What’s Growing at the Harriet Irving Botanical Gardens: Apple Blossom and the E.C. Smith Herbarium
By Alain Belliveau, Collections Manager
The history of the Apple Blossom Festival is long and rich, dating back all the way to 1933. One tidbit that I only recently learned was that even though the festival’s date is decided years in advance nowadays, for the first 30 or more years, a plant pathologist named Fred Hockey made this decision in order to schedule the festival at peak blossom. He was the officer-in-charge at the Dominion Laboratory of Plant Pathology (Kentville Experimental Station), and was clearly in tune with the timing of flowers, undoubtedly considering factors such as lingering winter cold and snow, spring temperatures and precipitation, and years of documented observations from past seasons.
As a botanist working for the E.C. Smith Herbarium at Acadia University, I’m always thrilled to see a public event motivated by the ever-inspiring beauty (and edibility!) of plants, and my interest is piqued even more when the event shares some roots (pardon the pun) with the herbarium. Fred Hockey’s name can be found on dozens of labels of preserved plant specimens in the E.C. Smith Herbarium. He collected and documented valuable information pertaining to plants in and near the Annapolis Valley in the 1930s.

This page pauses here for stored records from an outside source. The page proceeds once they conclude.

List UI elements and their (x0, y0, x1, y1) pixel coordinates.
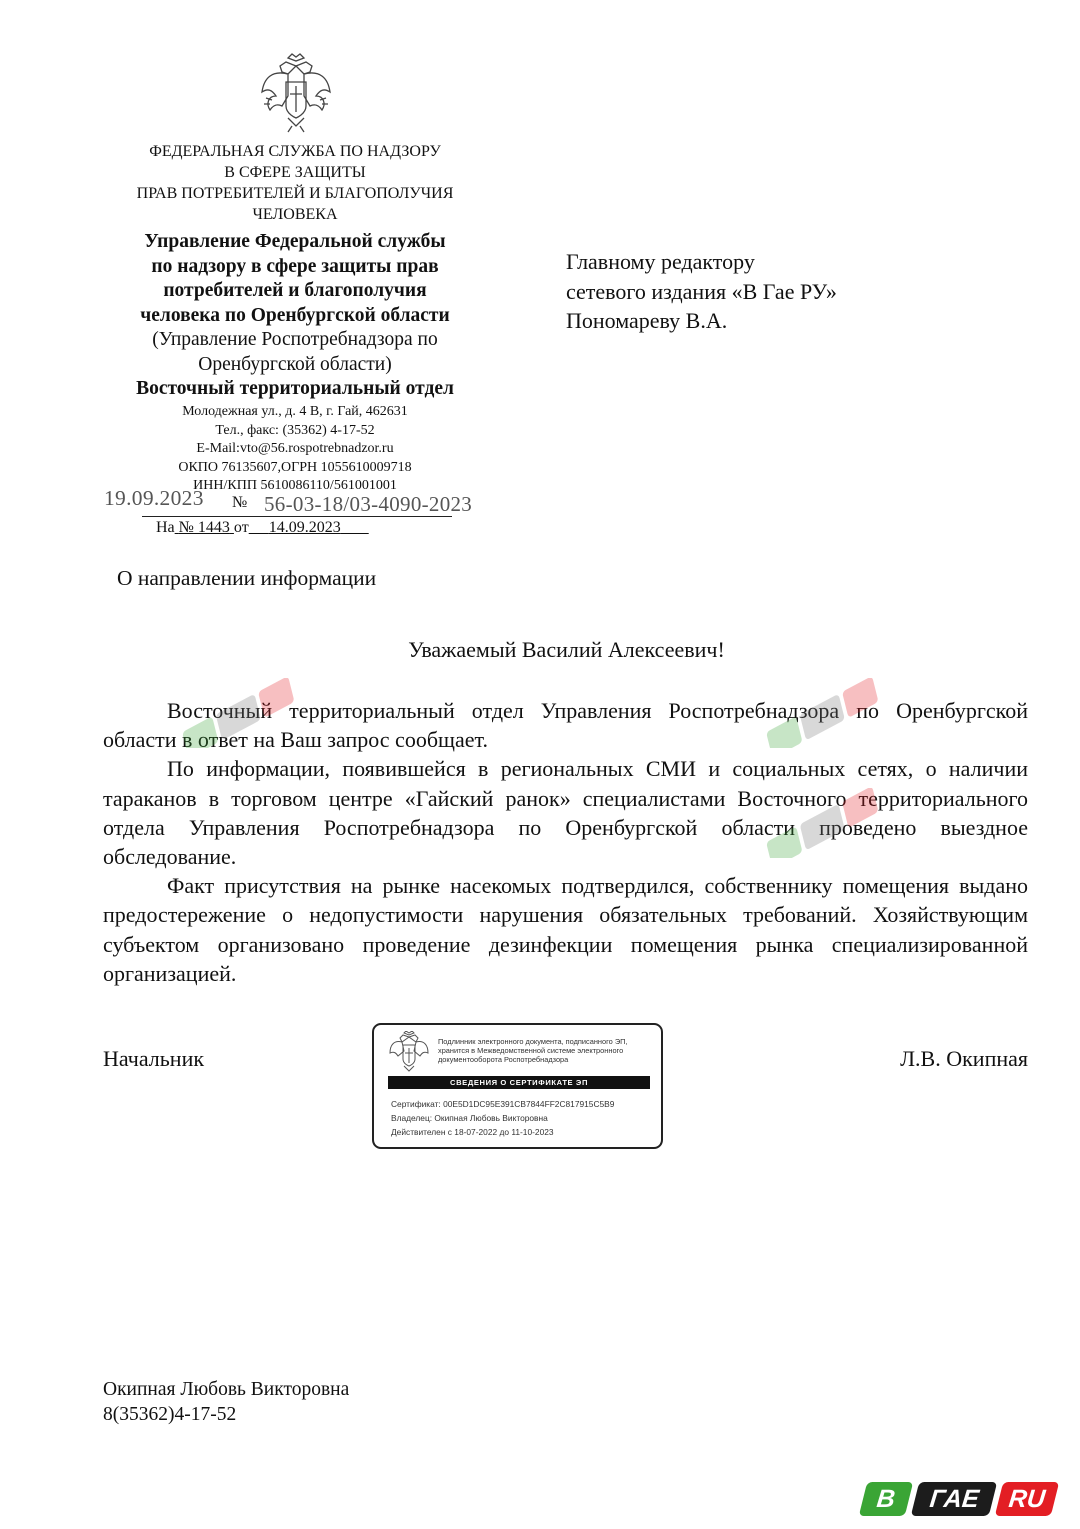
email: E-Mail:vto@56.rospotrebnadzor.ru (196, 441, 394, 457)
reply-reference (156, 519, 369, 537)
department-block (100, 230, 490, 402)
department-line: по надзору в сфере защиты прав (151, 255, 439, 277)
salutation: Уважаемый Василий Алексеевич! (408, 637, 725, 662)
body-paragraph: По информации, появившейся в региональных СМИ и социальных сетях, о наличии тараканов в торговом центре «Гайский ранок» специалистами Восточного территориального отдела Управления Роспотребнадзора по Оренбургской области проведено выездное обследование. (103, 756, 1028, 870)
stamp-emblem-icon (388, 1031, 430, 1075)
subject-line: О направлении информации (117, 566, 377, 590)
certificate-validity: Действителен с 18-07-2022 до 11-10-2023 (391, 1127, 554, 1137)
agency-line: ЧЕЛОВЕКА (252, 206, 338, 223)
watermark-logo-icon (760, 678, 900, 748)
inn-kpp: ИНН/КПП 5610086110/561001001 (193, 478, 397, 494)
department-line: Управление Федеральной службы (144, 231, 446, 252)
body-paragraph: Факт присутствия на рынке насекомых подтвердился, собственнику помещения выдано предостережение о недопустимости нарушения обязательных требований. Хозяйствующим субъектом организовано проведение дезинфекции помещения рынка специализированной организацией. (103, 873, 1028, 986)
emblem-icon (258, 52, 334, 134)
reply-number: № 1443 (178, 519, 230, 536)
addressee-line: Пономареву В.А. (566, 308, 728, 333)
certificate-owner: Владелец: Окипная Любовь Викторовна (391, 1113, 548, 1123)
registration-date: 19.09.2023 (104, 486, 204, 510)
division-name: Восточный территориальный отдел (136, 378, 454, 399)
stamp-details (391, 1097, 653, 1139)
logo-tile-ru: RU (995, 1482, 1059, 1516)
certificate-number: Сертификат: 00E5D1DC95E391CB7844FF2C817915C5B9 (391, 1099, 615, 1109)
department-short-line: Оренбургской области) (198, 353, 392, 375)
agency-name (100, 141, 490, 225)
agency-line: В СФЕРЕ ЗАЩИТЫ (224, 164, 366, 181)
logo-tile-v: В (859, 1482, 913, 1516)
department-short-line: (Управление Роспотребнадзора по (152, 329, 438, 350)
watermark-logo-icon (760, 788, 900, 858)
okpo-ogrn: ОКПО 76135607,ОГРН 1055610009718 (178, 459, 412, 475)
addressee-line: Главному редактору (566, 249, 755, 274)
phone: Тел., факс: (35362) 4-17-52 (215, 422, 375, 438)
agency-line: ПРАВ ПОТРЕБИТЕЛЕЙ И БЛАГОПОЛУЧИЯ (136, 185, 454, 202)
reply-date: 14.09.2023 (268, 519, 341, 536)
stamp-header: СВЕДЕНИЯ О СЕРТИФИКАТЕ ЭП (388, 1076, 650, 1089)
stamp-note-line: документооборота Роспотребнадзора (438, 1055, 569, 1065)
contact-details (100, 403, 490, 496)
body-paragraph: Восточный территориальный отдел Управления Роспотребнадзора по Оренбургской области в ответ на Ваш запрос сообщает. (103, 698, 1028, 753)
site-logo[interactable] (863, 1482, 1055, 1516)
stamp-note (438, 1037, 654, 1065)
logo-tile-gae: ГАЕ (911, 1482, 997, 1516)
executor-phone: 8(35362)4-17-52 (103, 1404, 237, 1425)
addressee-block (566, 247, 837, 336)
agency-line: ФЕДЕРАЛЬНАЯ СЛУЖБА ПО НАДЗОРУ (149, 143, 441, 160)
executor-name: Окипная Любовь Викторовна (103, 1379, 350, 1400)
electronic-signature-stamp (372, 1023, 663, 1149)
watermark-logo-icon (176, 678, 316, 748)
executor-info (103, 1377, 349, 1427)
signatory-position: Начальник (103, 1046, 205, 1071)
stamp-note-line: хранится в Межведомственной системе электронного (438, 1046, 624, 1056)
reply-prefix: На (156, 519, 175, 536)
department-line: потребителей и благополучия (163, 280, 427, 301)
registration-number: 56-03-18/03-4090-2023 (264, 492, 473, 516)
reply-from: от (233, 519, 249, 536)
department-line: человека по Оренбургской области (140, 304, 450, 326)
address: Молодежная ул., д. 4 В, г. Гай, 462631 (182, 404, 408, 419)
stamp-note-line: Подлинник электронного документа, подписанного ЭП, (438, 1037, 628, 1046)
signatory-name: Л.В. Окипная (900, 1046, 1028, 1071)
addressee-line: сетевого издания «В Гае РУ» (566, 278, 837, 304)
registration-number-sign: № (232, 494, 248, 511)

Mr. Hockey’s contributions, along with over a hundred other contributors like him, have allowed the E.C. Smith Herbarium to grow to approximately 200,000 specimens, and to become a significant contributor to science worldwide. Just last year, over 20 peer-reviewed scientific articles were published using our herbarium’s specimens! Interestingly, a few of those articles refer to research on yearly changes in plants just like what Mr. Hockey tried to predict every year for the festival. Except, this recent scientific research is on the much bigger scale of global climate change and our collective ability to adapt to it, so that we can continue to enjoy both our native plant species and our cultivated ones like apple trees.
Although his contributions took place 80 years ago, his passion for plants is unmistakable and, better yet, his legacy remains and continues to give to science. And although we won’t all become plant scientists, modern technology is allowing us to make contributions much more conveniently these days, in a way that enables all of us to leave a lasting legacy. Take the iNaturalist app, for example, which allows you to report just about any species simply by taking a photo with your phone. It can even tell you what species you’re looking at. The information is then forwarded to scientists. Perhaps, in 80 years, someone will be analyzing your contributions and writing an endearing article about you too?